Lisa Fischer in concert is addictive.

Every performance is so enriching, so exciting, so transcendent that you want more. You can see her again and again. Which I do, as do some other Twin Cities music lovers. And you still want more.

Fischer, 57, the backup singer extraordinaire who quit the Rolling Stones this year after 26 years of touring with them, returned to the Dakota Jazz Club on Sunday. She was there in March for two magical shows. Her two 90-minute performances Sunday were, in a word, extraordinary. It’s easy to run out of superlatives when describing Fischer in concert.

With remarkable vocal range and vocabulary, Fischer can sing soul, jazz, rock, gospel, pop, folk and classical with equal facility and authority. She often mixes styles in the same song, sometimes in the same vocal line. Her approach tends to be intimate, artful and almost meditative, accompanied by her interpretive dancing, but she also can cut loose and funk with fierceness and rock with abandon.

On Sunday in her fifth trip to the Dakota in three years, Fischer and her backup trio, Grand Baton, offered some numbers Twin Cities audiences hadn’t heard from them before. Actually, the first selection of the night was one Fischer was essaying for the first time as a solo performer.

At the beginning of the set, she mentioned that July 1 was the 11th anniversary of the passing of soul sensation Luther Vandross, for whom she sang backup for years. To honor him, she served up “A House Is Not a Home,” one of his concert signatures. She pointed out that Dionne Warwick and many others had also recorded the song.

Fischer’s reading in Sunday’s first set was fairly free-form jazz, making the melody written by Burt Bacharach almost unrecognizable as Fischer sang softly, often reaching for her upper register, accompanied by Aidan Carroll’s plucked upright bass.
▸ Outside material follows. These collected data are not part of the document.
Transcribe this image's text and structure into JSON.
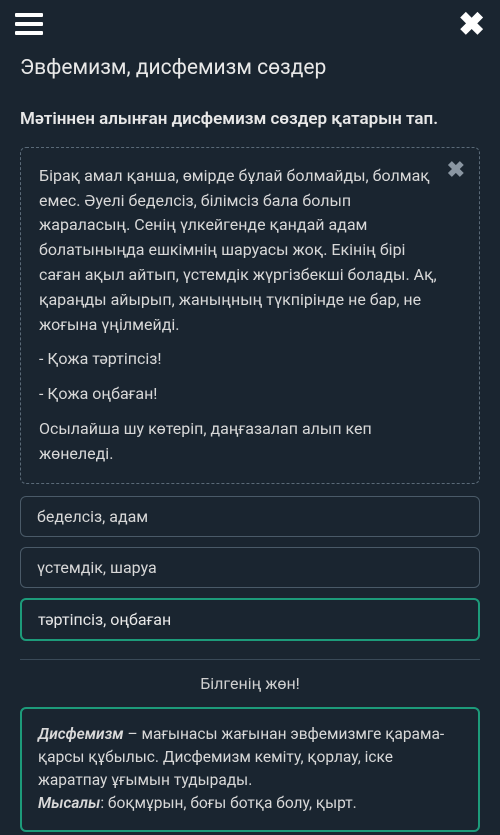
{
  "page_title": "Эвфемизм, дисфемизм сөздер",
  "instruction": "Мәтіннен алынған дисфемизм сөздер қатарын тап.",
  "passage": {
    "paragraphs": [
      "Бірақ амал қанша, өмірде бұлай болмайды, болмақ емес. Әуелі беделсіз, білімсіз бала болып жараласың. Сенің үлкейгенде қандай адам болатыныңда ешкімнің шаруасы жоқ. Екінің бірі саған ақыл айтып, үстемдік жүргізбекші болады. Ақ, қараңды айырып, жаныңның түкпірінде не бар, не жоғына үңілмейді.",
      "- Қожа тәртіпсіз!",
      "- Қожа оңбаған!",
      "Осылайша шу көтеріп, даңғазалап алып кеп жөнеледі."
    ]
  },
  "options": [
    {
      "label": "беделсіз, адам",
      "correct": false
    },
    {
      "label": "үстемдік, шаруа",
      "correct": false
    },
    {
      "label": "тәртіпсіз, оңбаған",
      "correct": true
    }
  ],
  "hint_title": "Білгенің жөн!",
  "info": {
    "term1": "Дисфемизм",
    "def1": " – мағынасы жағынан эвфемизмге қарама-қарсы құбылыс. Дисфемизм кеміту, қорлау, іске жаратпау ұғымын тудырады.",
    "term2": "Мысалы",
    "def2": ": боқмұрын, боғы ботқа болу, қырт."
  }
}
By song’s end, she was fighting back tears.

The same song kicked off the second set but the vocal interpretation was more soulful, more melodic and less drawn out – and more impactful with the sell-out audience.
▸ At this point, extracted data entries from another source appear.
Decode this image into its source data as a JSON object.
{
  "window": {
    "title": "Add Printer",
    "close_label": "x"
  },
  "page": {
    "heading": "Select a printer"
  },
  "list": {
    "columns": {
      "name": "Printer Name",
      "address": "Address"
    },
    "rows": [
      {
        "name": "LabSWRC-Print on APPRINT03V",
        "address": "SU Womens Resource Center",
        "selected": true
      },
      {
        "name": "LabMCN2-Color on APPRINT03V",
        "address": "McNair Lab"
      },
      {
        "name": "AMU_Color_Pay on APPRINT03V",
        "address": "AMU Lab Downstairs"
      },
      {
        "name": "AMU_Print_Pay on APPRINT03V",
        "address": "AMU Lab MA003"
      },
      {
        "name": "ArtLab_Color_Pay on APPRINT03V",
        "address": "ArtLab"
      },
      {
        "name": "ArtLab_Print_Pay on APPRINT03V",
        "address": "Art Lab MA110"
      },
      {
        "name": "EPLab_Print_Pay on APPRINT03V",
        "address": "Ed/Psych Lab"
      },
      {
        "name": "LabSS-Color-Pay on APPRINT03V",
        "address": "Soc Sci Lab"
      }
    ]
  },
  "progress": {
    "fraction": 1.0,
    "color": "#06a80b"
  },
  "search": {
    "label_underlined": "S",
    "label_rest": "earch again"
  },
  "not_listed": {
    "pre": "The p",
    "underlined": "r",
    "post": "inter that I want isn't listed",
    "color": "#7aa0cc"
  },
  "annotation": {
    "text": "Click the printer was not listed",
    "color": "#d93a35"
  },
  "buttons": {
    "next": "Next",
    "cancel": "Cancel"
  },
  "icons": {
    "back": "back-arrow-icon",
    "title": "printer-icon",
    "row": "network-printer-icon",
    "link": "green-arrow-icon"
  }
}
Led Zeppelin’s “Immigrant Song,” another new entry, turned up in both sets. In the opening program, Fischer and Grand Baton found a funk zone with a swinging undercurrent, aided by some thrilling jazz-rock guitar and later some heavy rock licks from JC Maillard, and some delightful vocal riffing by Fischer in sync with the guitar groove.

The late-night “Immigrant Song” featured some vocal improvising about love willing out and Fischer demonstrating that she can out-scream Robert Plant. But you knew that if you’ve ever heard her wail on “Gimme Shelter” in concert with the Stones.

In Sunday’s nightcap, Fischer opted for “Last Goodbye” from her 1991 debut album (and her only solo album) instead of the usual “How Can I Ease the Pain,” her Grammy-winning hit that is a fixture in her solo shows. Even though probably no one in the audience knew the un-introduced number, the Dakota-goers hung on every word of this inside-out soul song.

Because with the way Fischer interprets and inhabits a song, every selection – even ones as familiar as “Gimme Shelter” (the first set encore) and “Wild Horses” (encore for the late show)   -- is a wonderful new adventure worth taking.